Cumulative GDPR fines since 2018 now exceed €7.1 billion in cumulative GDPR fines, with €1.2 billion issued in 2025 alone, and more than 60% of the total has landed since January 2023. European data protection authorities are now recording more than 400 personal data breach notifications per day, a 22% jump year-on-year. The credential store (every login, every shared access key, every privileged account an IT team manages) is personal data under GDPR. In many organizations it carries more exposure than the CRM database anyone bothered to audit.
It was that gap which led Passpack to expand its Amsterdam data center and make EU data residency a foundational part of its European offer. Skipworth explains the thinking.
Why Amsterdam, and Why Now
Amsterdam has long been the natural anchor for European cloud infrastructure. The Netherlands supports 11,000 direct jobs in the Dutch data center sector and underpins 2.1 million positions across the digital economy, and its network infrastructure is among the most mature on the continent. Skipworth is matter-of-fact about why Amsterdam made sense.
“For a credential management platform, that maturity means rock-solid connectivity, redundant infrastructure, and the kind of uptime IT teams need when credential access underpins every other system they run,” he says.
The timing reflects something more than infrastructure readiness. As of 2026, the EU-US Data Privacy Framework remains a valid transfer mechanism, having survived its first annulment challenge at the EU General Court in 2025. But the judgment only evaluated the framework as it stood in July 2023, and the court was explicit that the Commission must continuously monitor US legal developments and intervene if protection levels deteriorate. For compliance teams, that is an open variable.
“We’d rather build for certainty than litigate for it,” says Skipworth. “Our Amsterdam data center will stand regardless of what the courts decide.”

What EU Residency Means for Your IT Team
When customer credentials are stored and processed within the Passpack Amsterdam data center, they stay there. There is no transatlantic routing or cross-border transfer paperwork, and no exposure to foreign jurisdiction over data that has no business leaving the EU in the first place.
Scoped, self-serve access means each client sees only the credentials they are meant to see. Clients can retrieve their own credentials directly, which reduces the volume of password-lookup support tickets an IT team has to field while keeping administrative control in place.
The Zero Knowledge architecture takes that further. Only the customer holds the decryption key, which means that if a government authority ever compels disclosure, what they receive is encrypted data that nobody at Passpack can unlock either. The EDPB points to customer-controlled encryption as the primary technical safeguard for exactly this scenario.

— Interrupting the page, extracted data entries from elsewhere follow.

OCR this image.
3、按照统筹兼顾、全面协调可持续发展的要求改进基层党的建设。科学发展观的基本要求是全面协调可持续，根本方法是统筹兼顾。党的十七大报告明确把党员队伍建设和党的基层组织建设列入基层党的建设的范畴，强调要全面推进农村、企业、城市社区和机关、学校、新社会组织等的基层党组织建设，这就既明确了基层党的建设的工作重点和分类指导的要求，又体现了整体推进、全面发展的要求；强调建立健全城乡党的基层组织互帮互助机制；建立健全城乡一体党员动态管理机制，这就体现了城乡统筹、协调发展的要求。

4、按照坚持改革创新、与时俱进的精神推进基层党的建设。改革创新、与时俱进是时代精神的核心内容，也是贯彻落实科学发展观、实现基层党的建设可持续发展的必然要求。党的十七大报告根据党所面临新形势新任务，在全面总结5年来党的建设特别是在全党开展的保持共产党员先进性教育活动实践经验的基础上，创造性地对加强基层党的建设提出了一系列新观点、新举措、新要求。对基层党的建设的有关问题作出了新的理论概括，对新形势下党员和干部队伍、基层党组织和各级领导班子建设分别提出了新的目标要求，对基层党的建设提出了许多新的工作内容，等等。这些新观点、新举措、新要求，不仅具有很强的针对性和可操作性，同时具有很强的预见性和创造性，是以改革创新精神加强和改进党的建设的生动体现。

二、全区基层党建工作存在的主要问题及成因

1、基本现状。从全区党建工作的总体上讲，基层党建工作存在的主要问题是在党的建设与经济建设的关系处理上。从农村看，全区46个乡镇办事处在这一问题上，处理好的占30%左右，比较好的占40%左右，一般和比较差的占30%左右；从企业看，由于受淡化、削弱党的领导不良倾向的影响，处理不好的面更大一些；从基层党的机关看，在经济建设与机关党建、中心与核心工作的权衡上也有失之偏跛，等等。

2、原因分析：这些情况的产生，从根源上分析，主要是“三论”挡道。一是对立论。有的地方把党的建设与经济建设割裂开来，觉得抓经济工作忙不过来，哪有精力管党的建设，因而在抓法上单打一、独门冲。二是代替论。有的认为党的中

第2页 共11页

Activity logs, access reports, and offboarding documentation are built in by default, so audit preparation does not require manual reconstruction.
“For IT administrators, this simplifies things considerably,” Skipworth says. “The audit trail is cleaner. The transfer risk assessment is shorter. And the answer to ‘where does this data live?’ is one sentence.”
Built for European Teams
One dashboard. Every client in their own isolated vault. For managed service providers running credential infrastructure across dozens of organizations, that separation isn’t a feature, it’s the whole point. Each client gets their own credentials, their own permissions, their own audit trail. When a client relationship ends, they take their vault and leave. Nothing carries across.

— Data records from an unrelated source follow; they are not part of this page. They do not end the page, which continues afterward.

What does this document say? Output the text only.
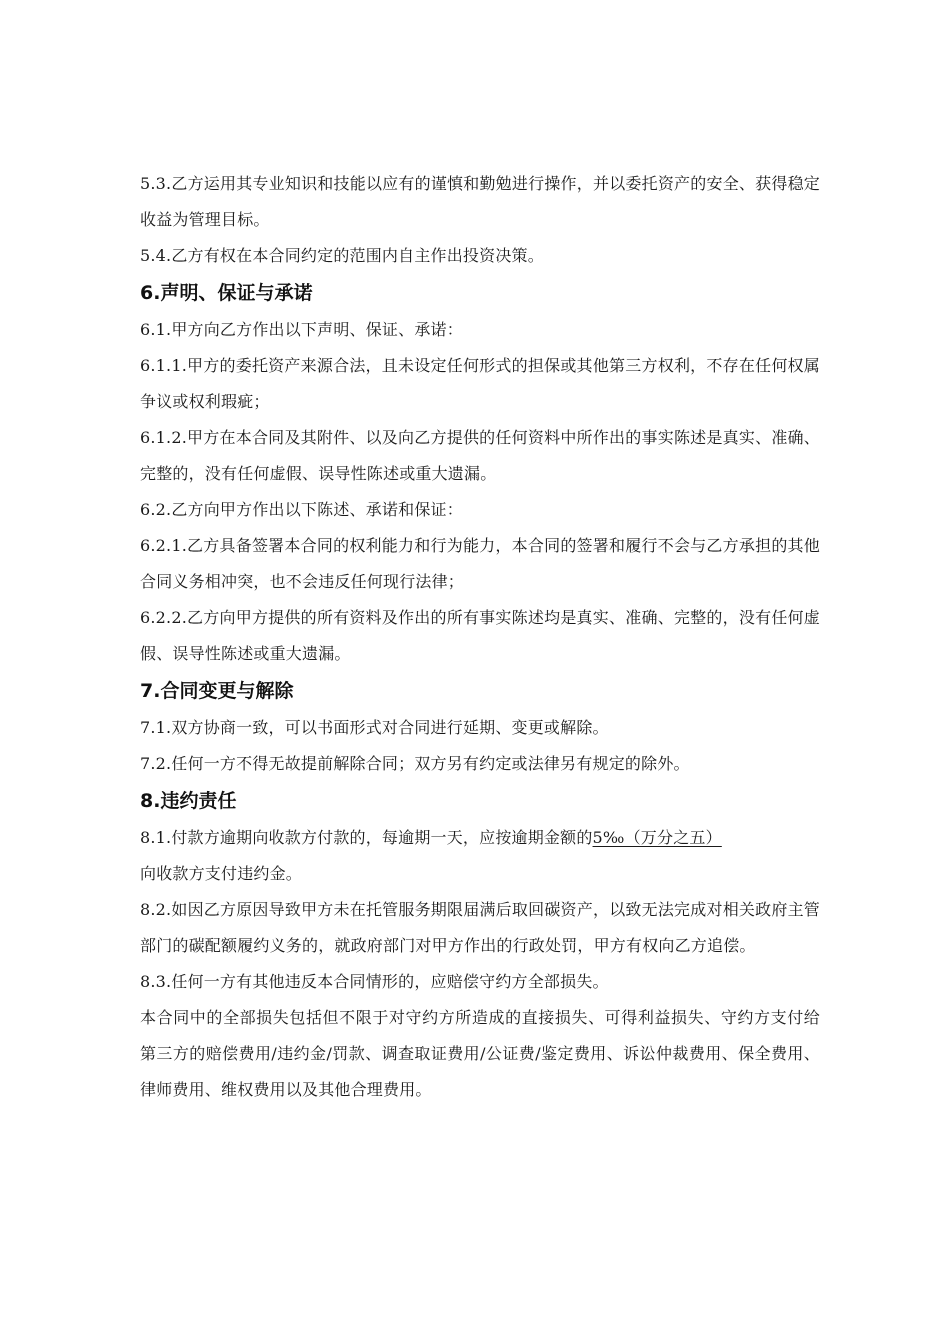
5.3.乙方运用其专业知识和技能以应有的谨慎和勤勉进行操作，并以委托资产的安全、获得稳定收益为管理目标。

5.4.乙方有权在本合同约定的范围内自主作出投资决策。

6.声明、保证与承诺

6.1.甲方向乙方作出以下声明、保证、承诺：

6.1.1.甲方的委托资产来源合法，且未设定任何形式的担保或其他第三方权利，不存在任何权属争议或权利瑕疵；

6.1.2.甲方在本合同及其附件、以及向乙方提供的任何资料中所作出的事实陈述是真实、准确、完整的，没有任何虚假、误导性陈述或重大遗漏。

6.2.乙方向甲方作出以下陈述、承诺和保证：

6.2.1.乙方具备签署本合同的权利能力和行为能力，本合同的签署和履行不会与乙方承担的其他合同义务相冲突，也不会违反任何现行法律；

6.2.2.乙方向甲方提供的所有资料及作出的所有事实陈述均是真实、准确、完整的，没有任何虚假、误导性陈述或重大遗漏。

7.合同变更与解除

7.1.双方协商一致，可以书面形式对合同进行延期、变更或解除。

7.2.任何一方不得无故提前解除合同；双方另有约定或法律另有规定的除外。

8.违约责任

8.1.付款方逾期向收款方付款的，每逾期一天，应按逾期金额的5‰（万分之五）
向收款方支付违约金。

8.2.如因乙方原因导致甲方未在托管服务期限届满后取回碳资产，以致无法完成对相关政府主管部门的碳配额履约义务的，就政府部门对甲方作出的行政处罚，甲方有权向乙方追偿。

8.3.任何一方有其他违反本合同情形的，应赔偿守约方全部损失。

本合同中的全部损失包括但不限于对守约方所造成的直接损失、可得利益损失、守约方支付给第三方的赔偿费用/违约金/罚款、调查取证费用/公证费/鉴定费用、诉讼仲裁费用、保全费用、律师费用、维权费用以及其他合理费用。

Skipworth is direct about what happens when that structure isn’t there. A workforce that can’t navigate the tool defaults to workarounds: spreadsheets, shared inboxes, ad hoc systems nobody audited and everybody uses. For an MSP, that failure multiplies across every client at once.
The rollout of six European languages, Portuguese, Spanish, French, German, Italian, and Dutch, comes from exactly the same place as the Amsterdam decision.
“In both cases, the decision was to build for the market rather than around it,” he says.
The Bigger Picture
Data residency is increasingly showing up in vendor negotiations and board conversations. It is now the question procurement teams ask before legal even gets involved. For organizations that want to get ahead of that curve, Skipworth’s view is that the starting point is knowing where every piece of sensitive data lives, including the keys to everything else.
“Our Amsterdam data center isn’t a checkbox,” he says. “It’s a long-term commitment to the European market, and to the IT teams operating inside it.”